Superradiant instability of a massive scalar on the Kerr spacetime

TL;DR

This paper analyzes the superradiant instability of Kerr black holes caused by a massive scalar field, deriving conditions for quasibound and bound states through potential analysis.

Contribution

It introduces a novel potential expansion approach to determine conditions for superradiant instability and bound states in Kerr black holes with massive scalar perturbations.

Findings

Conditions for trapping wells leading to quasibound states

Identification of tiny wells causing asymptotic bound states

Application to ultralight boson potentials

Abstract

We investigate the superradiant instability of Kerr black holes under a massive scalar perturbation.
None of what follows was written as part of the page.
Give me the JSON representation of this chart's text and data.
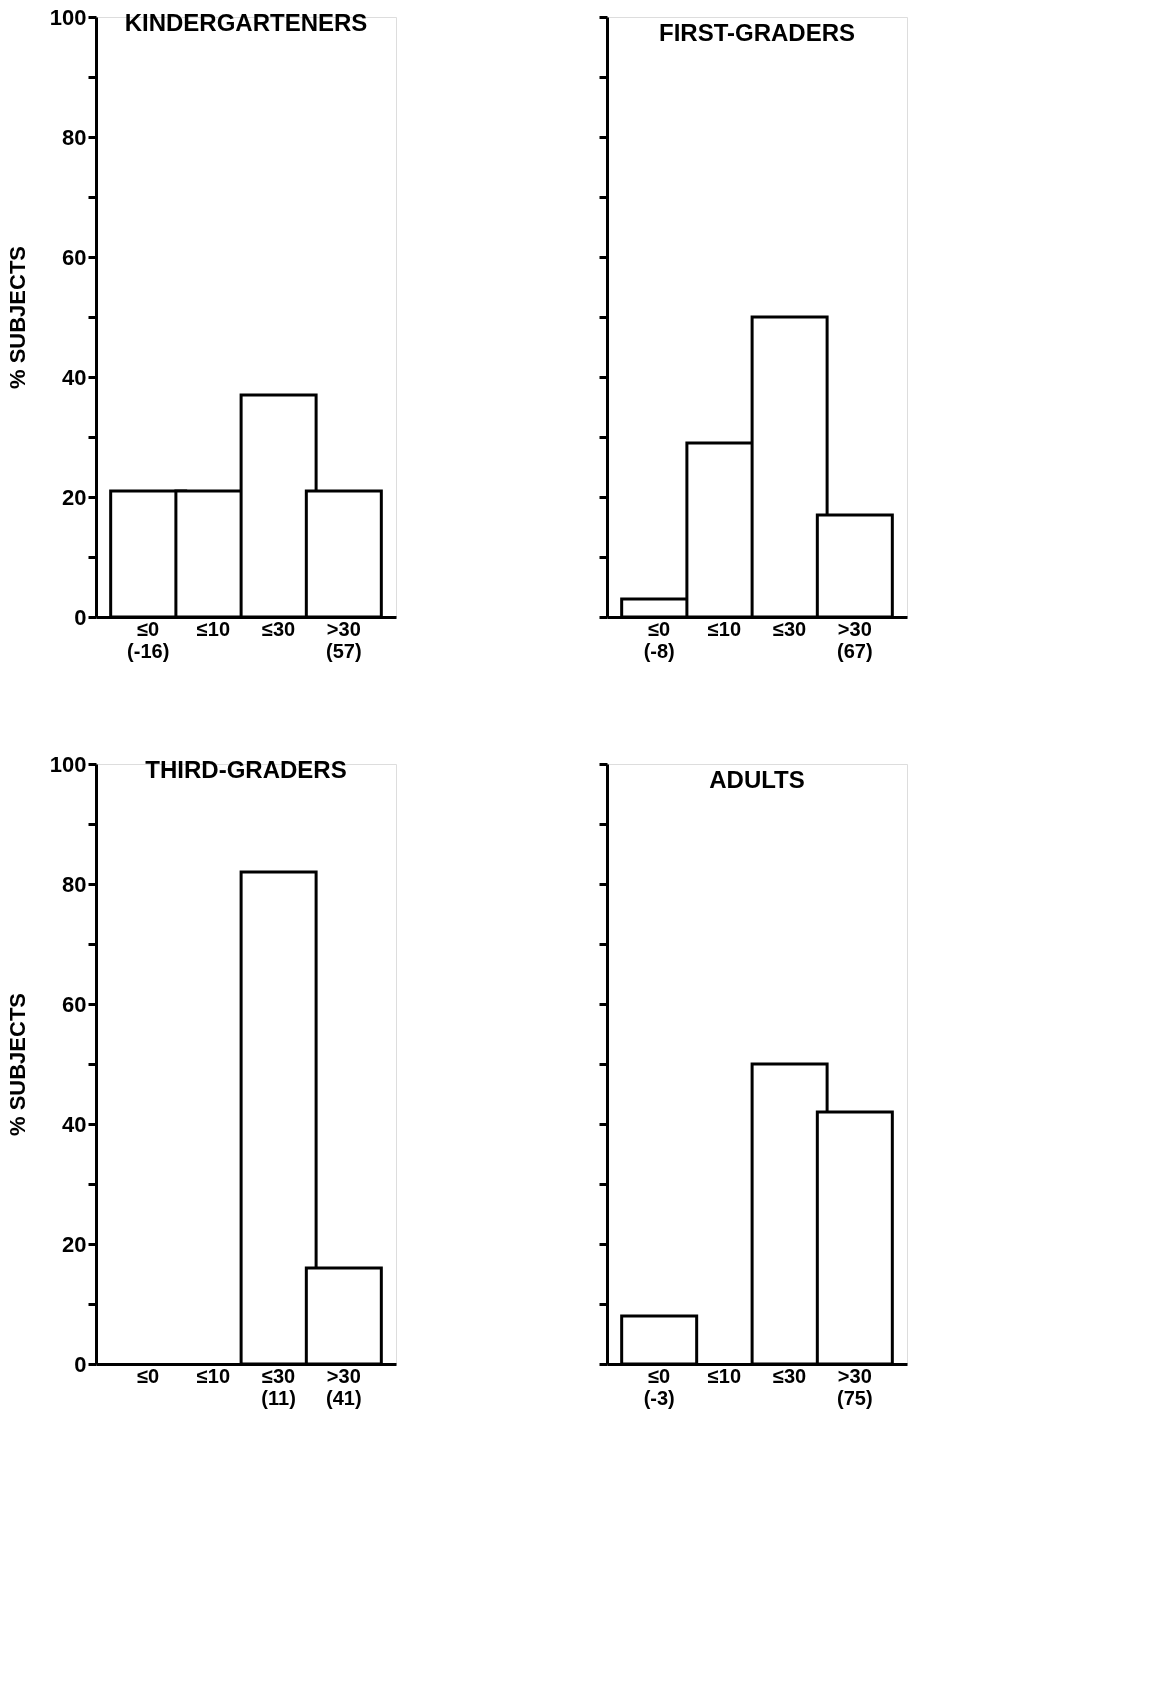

We obtain a potential $V_i(r)$ when expanding the scalar potential $V_K(r)$ for large $r$. The Newton potential $V_1(r)$ and the far-region potential $V_2(r)$ are used to explore the superradiant instability, while $V_3(r)$ matches a geodesic potential $V_{gK}(r)$ for a neutral particle moving around the Kerr black hole. Thus, $V_{gK}(r)$ is employed to fix the separation constant. We obtain a condition for a trapping well to possess a quasibound state in the Kerr black holes by analyzing the Newton potential $V_1(r)$and far-region wave functions obtained from $V_2(r)$. The other condition for no trapping well (a tiny well) is found to generate an asymptotic bound state. Finally, we discuss an ultralight boson whose potential has a tiny well located at asymptotic region.